Transcription start site sequence and spacing between the -10 region and the start site affect reiterative transcription-mediated regulation of gene expression in Escherichia coli.

Reiterative transcription is a reaction catalyzed by RNA polymerase, in which nucleotides are repetitively added to the 3' end of a nascent transcript due to upstream slippage of the transcript without movement of the DNA template. In Escherichia coli, the expression of several operons is regulated through mechanisms in which high intracellular levels of UTP promote reiterative transcription that adds extra U residues to the 3' end of a nascent transcript during transcription initiation. Immediately following the addition of one or more extra U residues, the nascent transcripts are released from the transcription initiation complex, thereby reducing the level of gene expression.

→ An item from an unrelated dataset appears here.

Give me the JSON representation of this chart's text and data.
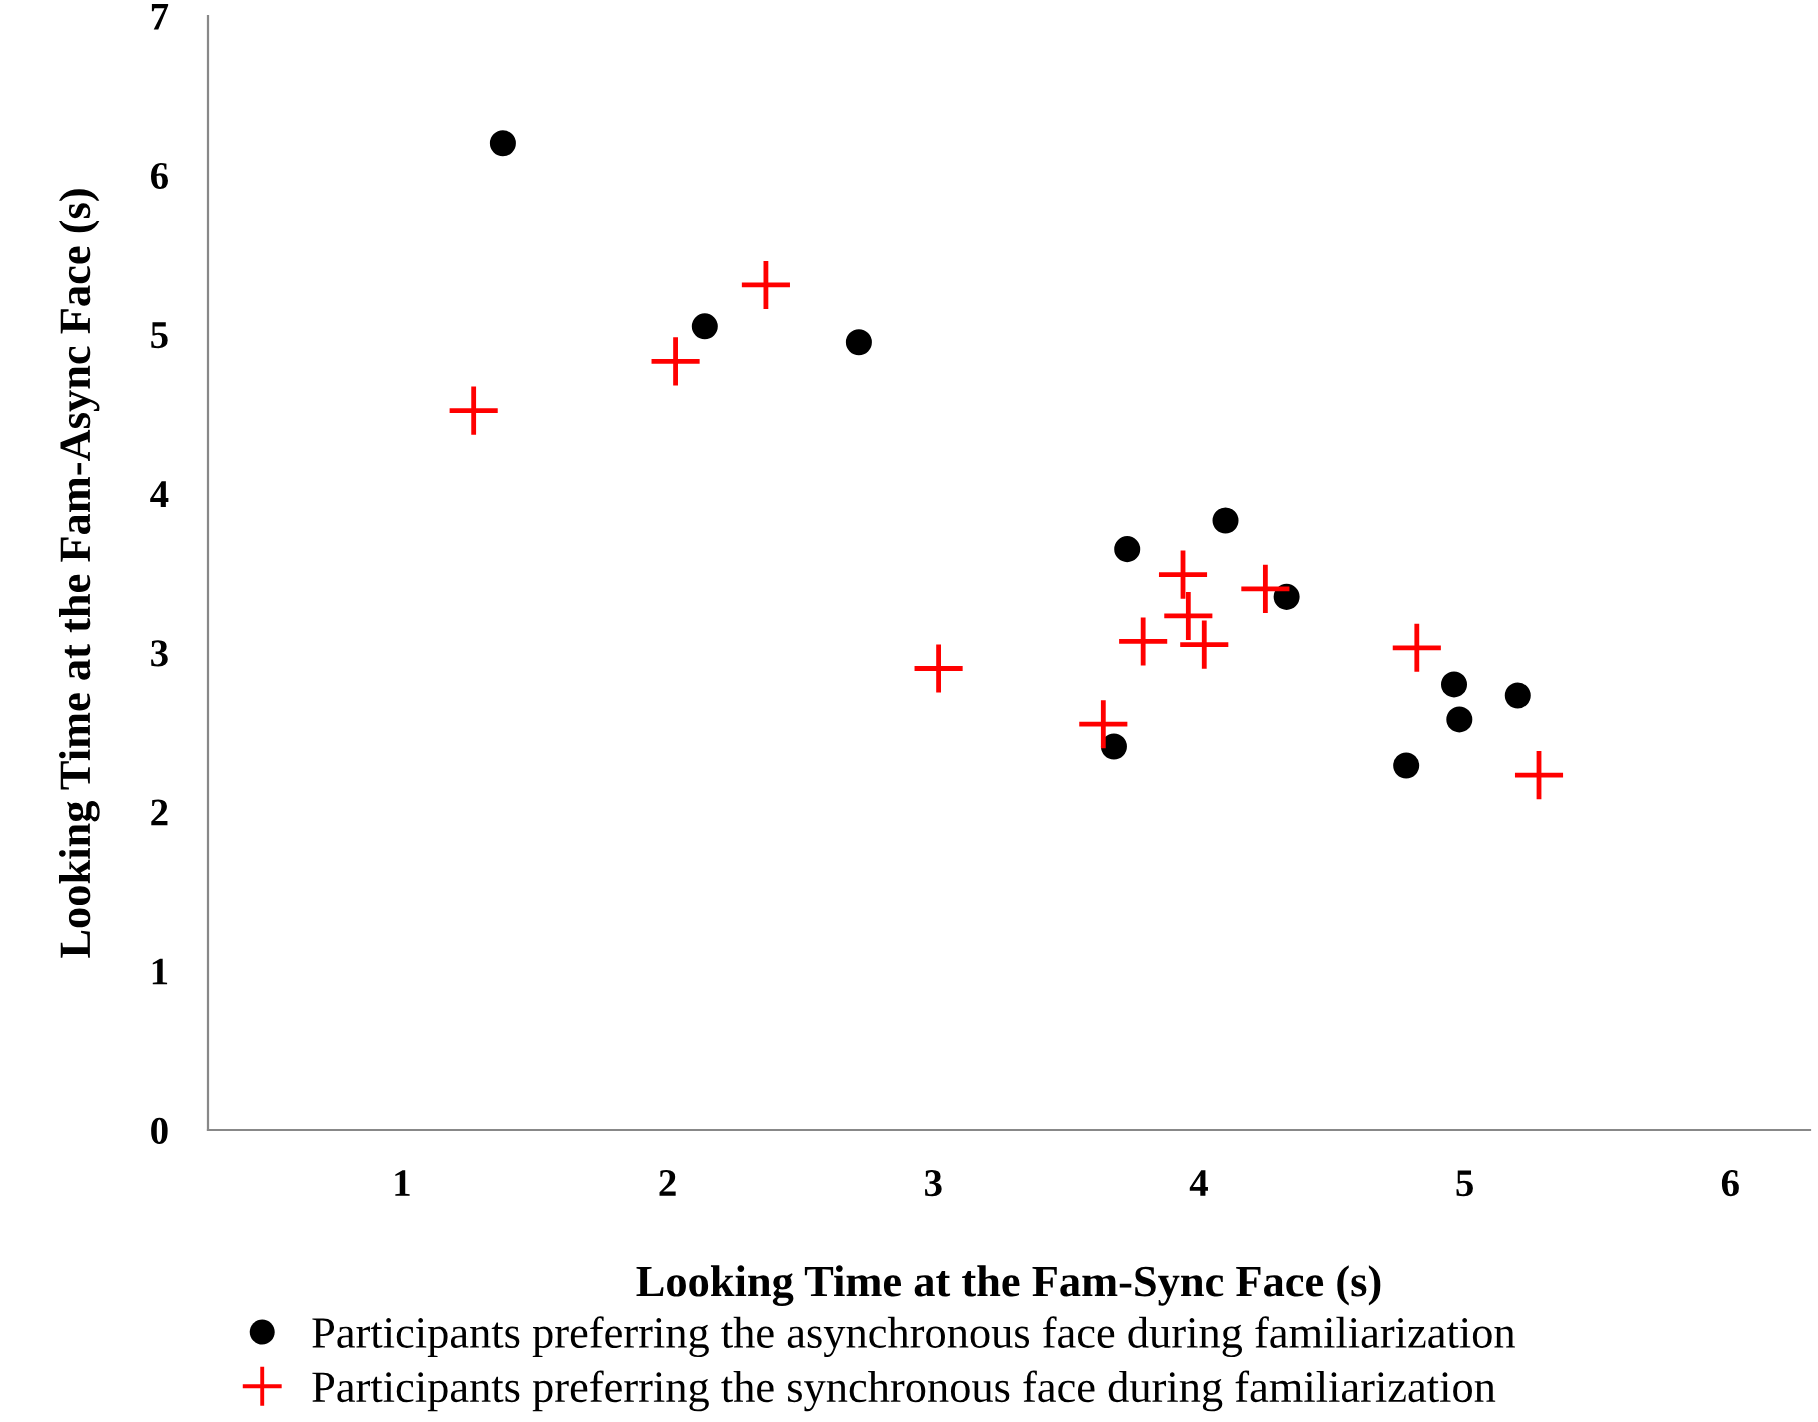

Therefore, gene expression can be regulated by internal UTP levels, which reflect the availability of external pyrimidine sources. The magnitude of gene regulation by these mechanisms varies considerably, even when control mechanisms are analogous. These variations apparently are due to differences in promoter sequences. One of the operons regulated (in part) by UTP-sensitive reiterative transcription in E. coli is the carAB operon, which encodes the first enzyme in the pyrimidine nucleotide biosynthetic pathway. In this study, we used the carAB operon to examine the effects of nucleotide sequence at and near the transcription start site and spacing between the start site and -10 region of the promoter on reiterative transcription and gene regulation. Our results indicate that these variables are important determinants in establishing the extent of reiterative transcription, levels of productive transcription, and range of gene regulation.